Chaque nuit les lampes fonctionnèrent sous la surveillance de l’un des gardiens posté dans la chambre de quart, tandis que les deux autres se reposaient dans le logement. Le jour, les divers appareils étaient visités, nettoyés, munis de mèches nouvelles au besoin, et mis en état de projeter leurs puissants rayons au coucher du soleil.

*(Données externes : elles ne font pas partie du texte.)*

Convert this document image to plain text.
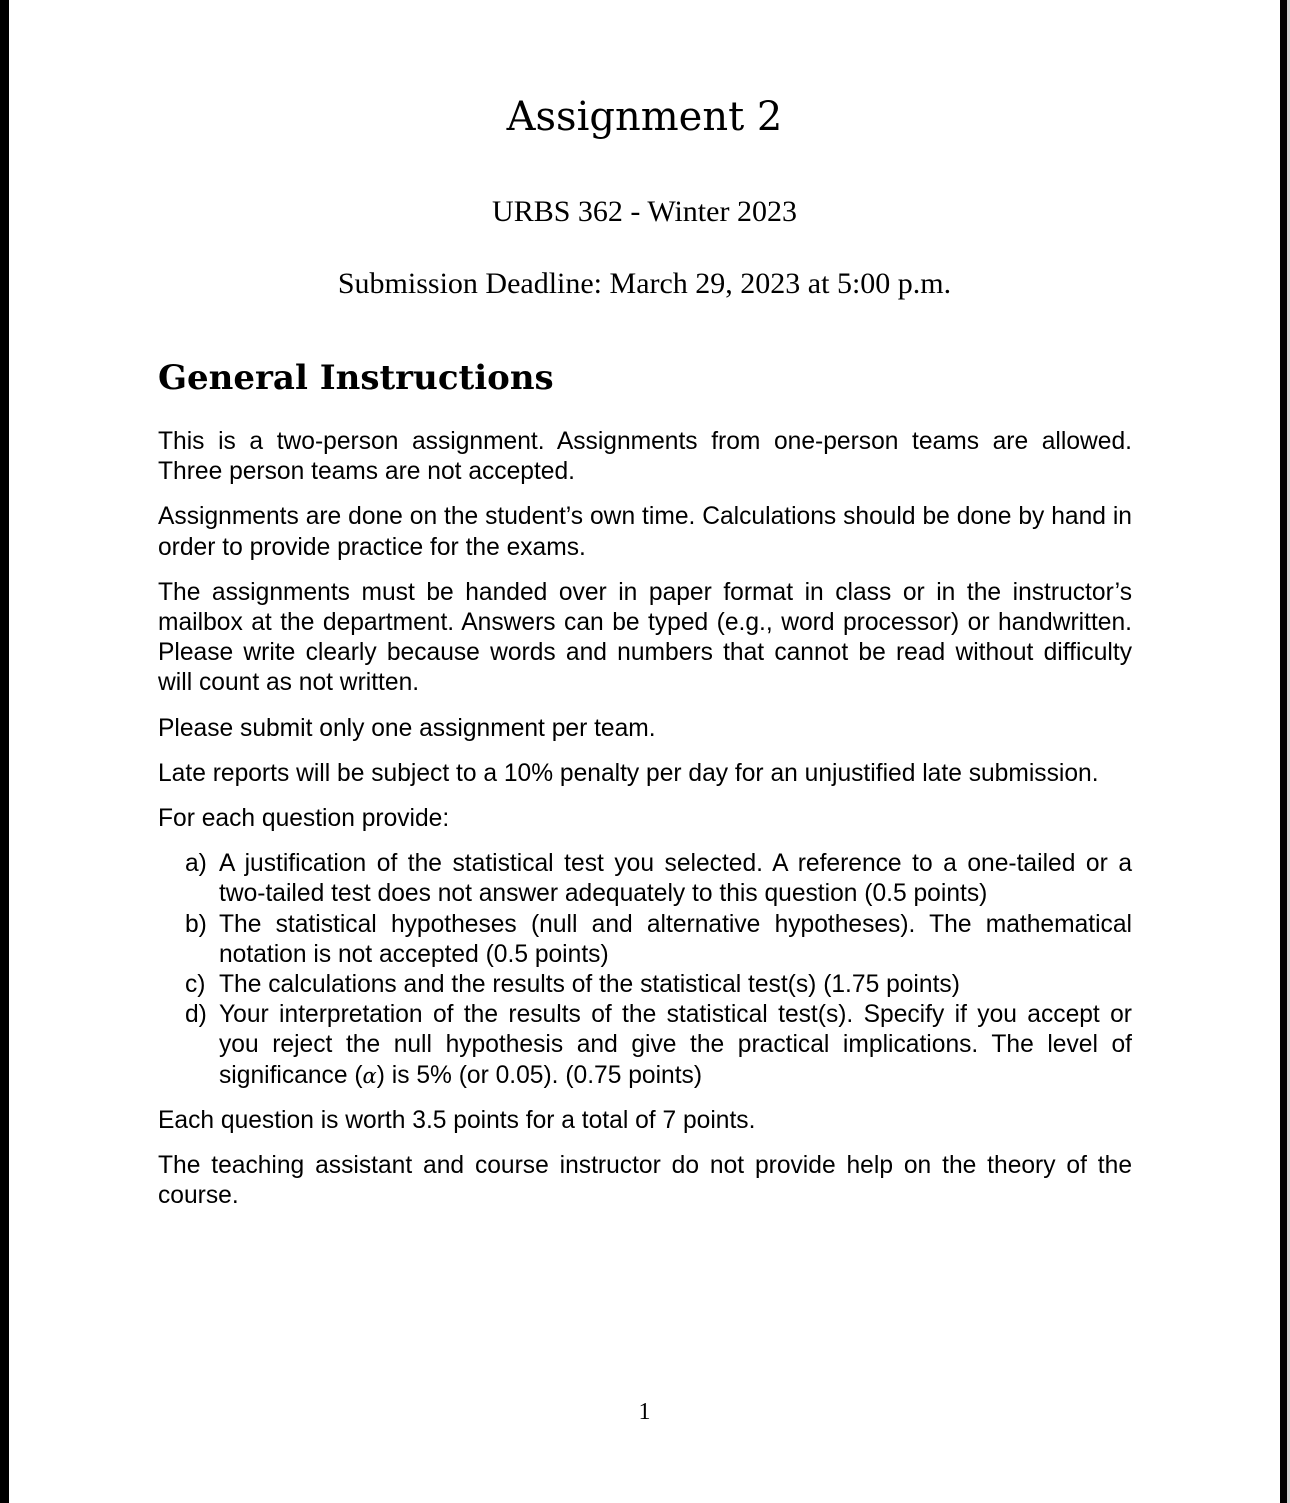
Assignment 2
URBS 362 - Winter 2023
Submission Deadline: March 29, 2023 at 5:00 p.m.
General Instructions

This is a two-person assignment. Assignments from one-person teams are allowed. Three person teams are not accepted.

Assignments are done on the student’s own time. Calculations should be done by hand in order to provide practice for the exams.

The assignments must be handed over in paper format in class or in the instructor’s mailbox at the department. Answers can be typed (e.g., word processor) or handwritten. Please write clearly because words and numbers that cannot be read without difficulty will count as not written.

Please submit only one assignment per team.

Late reports will be subject to a 10% penalty per day for an unjustified late submission.

For each question provide:

a) A justification of the statistical test you selected. A reference to a one-tailed or a two-tailed test does not answer adequately to this question (0.5 points)
b) The statistical hypotheses (null and alternative hypotheses). The mathematical notation is not accepted (0.5 points)
c) The calculations and the results of the statistical test(s) (1.75 points)
d) Your interpretation of the results of the statistical test(s). Specify if you accept or you reject the null hypothesis and give the practical implications. The level of significance (α) is 5% (or 0.05). (0.75 points)

Each question is worth 3.5 points for a total of 7 points.

The teaching assistant and course instructor do not provide help on the theory of the course.

1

Entre temps, suivant les indications du service, Vasquez et ses camarades descendaient la baie d’Elgor jusqu’à la mer, soit à pied en suivant l’un ou l’autre rivage, soit dans l’embarcation laissée à la disposition des gardiens, une chaloupe demi-pontée gréée d’une misaine et d’un foc, qui s’abritait dans une petite crique où elle n’avait rien à craindre, de hautes falaises la protégeant contre les vents de l’est, les seuls à redouter.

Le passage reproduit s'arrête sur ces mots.